Best coaching job: Bobby Petrino (30), Louisville. No Division I-A coach would trade injury reports with Petrino, but 112 of them would trade rankings. Seriously: Who else loses their best two offensive players and still leads the nation in total offense and scoring offense? (Honorable mention to Greg Schiano (31) of 5-0 Rutgers, working a fairy tale in Piscataway, N.J.)

Big 12 Conference

Best team: Texas. The fact that it's not a terribly close competition at this point is less an endorsement of the Longhorns than a condemnation of everyone else.

Best player: Adrian Peterson (32), Oklahoma running back. The Texas game confirmed how hard it is for even a high-quality defense to bring him down with a single tackler. He seems to relish every collision.

Best coaching job: Gary Pinkel (33), Missouri. First 6-0 start for the Tigers since the Nixon administration has delivered Pinkel from the hot seat to the throne room. Mizzou could wind up losing four of its last six -- but then again, with Texas off the schedule, it's not completely insane to foresee 12-0. Wait a minute, yes it is.

Atlantic Coast Conference

Best team: Clemson (34). Maybe. Unless it's Georgia Tech (35). The Dash is certain that it's not the underachievers from Florida (FSU, Miami) or the bums from North Carolina (UNC, NC State, Duke, Wake Forest).

Best player: Calvin Johnson (36), Georgia Tech wide receiver.
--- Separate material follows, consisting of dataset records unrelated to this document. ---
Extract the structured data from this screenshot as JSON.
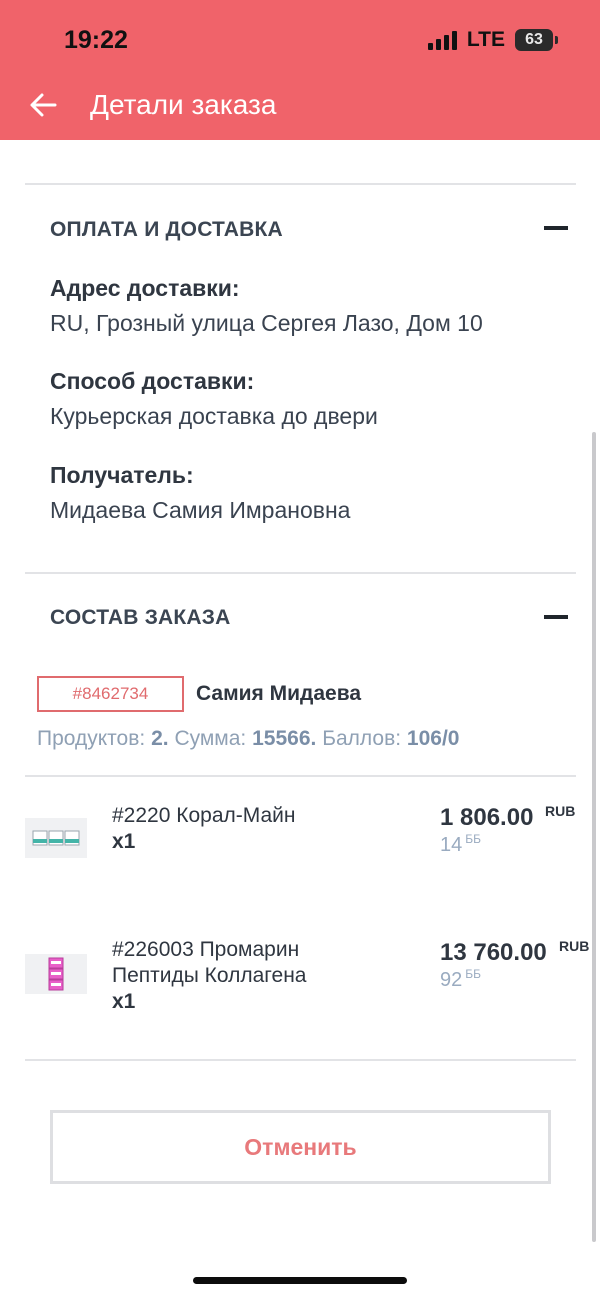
{
  "status_bar": {
    "time": "19:22",
    "network": "LTE",
    "battery": "63"
  },
  "header": {
    "title": "Детали заказа"
  },
  "payment_delivery": {
    "title": "ОПЛАТА И ДОСТАВКА",
    "address_label": "Адрес доставки:",
    "address_value": "RU, Грозный улица Сергея Лазо, Дом 10",
    "method_label": "Способ доставки:",
    "method_value": "Курьерская доставка до двери",
    "recipient_label": "Получатель:",
    "recipient_value": "Мидаева Самия Имрановна"
  },
  "order_contents": {
    "title": "СОСТАВ ЗАКАЗА",
    "order_id": "#8462734",
    "customer": "Самия Мидаева",
    "products_label": "Продуктов:",
    "products_value": "2.",
    "sum_label": "Сумма:",
    "sum_value": "15566.",
    "points_label": "Баллов:",
    "points_value": "106/0",
    "items": [
      {
        "name": "#2220 Корал-Майн",
        "qty": "x1",
        "price": "1 806.00",
        "currency": "RUB",
        "points": "14",
        "points_unit": "ББ",
        "thumb_icon": "product-boxes-blue-icon"
      },
      {
        "name": "#226003 Промарин Пептиды Коллагена",
        "qty": "x1",
        "price": "13 760.00",
        "currency": "RUB",
        "points": "92",
        "points_unit": "ББ",
        "thumb_icon": "product-boxes-pink-icon"
      }
    ]
  },
  "actions": {
    "cancel_label": "Отменить"
  },
  "colors": {
    "header_bg": "#f0636a",
    "accent": "#e06b6e",
    "muted": "#8fa0b4"
  }
}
Scary to think what kind of numbers he'd put up with a big-time quarterback throwing him the ball.

Best coaching job: Jim Grobe (37), Wake Forest. Even if the bubble burst in the fourth quarter Saturday against Clemson -- another in a long series of late Demon Deacons collapses -- Wake (5-1, 1-1 ACC) has massively overachieved. Especially given the injuries it has endured, particularly on offense.

Putting Out An APB For …
… Former Missouri quarterback Phil Bradley (38), an option-runner extraordinaire in the late 1970s/early '80s who went on to a career in pro baseball. Mizzou's current run might be its best since Bradley was running the veer in Columbia. Anyone with information on Bradley's whereabouts, please advise The Dash.

Meanwhile, The Dash received sketchy and conflicting information on last week's APB subject, former Florida State Robo QB Dan Kendra (39). The most seemingly reliable and current reports had Kendra working in medical equipment sales in his home state of Pennsylvania. Kendra opted to join the Navy SEALs at one point, according to news stories, but his name could not be found in a database of training graduates. The Dash's favorite report said that Kendra is actually playing quarterback at Florida under the name "Tim Tebow."

Point After
When hungry and attempting to pass yourself off as classy in Dallas, The Dash recommends dinner at Al Biernat's (40), a swank steak place that will serve you a swell bottle of red wine with your red meat. But they won't serve you a bottle of OU Suks beer, which several Texas fans told The Dash is real and was for sale in several locales leading into the Red River Rivalry. One reader passed along an e-mail of a purported label of the beer, which bills itself thusly: "Brewed south of the Red River, to prevent impurities and single-branch family trees, this Texas beer has something Oklahomans can only wish for: distinctively smooth taste." Them's fightin' words -- as if Oklahoma and Texas needed any more reasons to get mad at each other.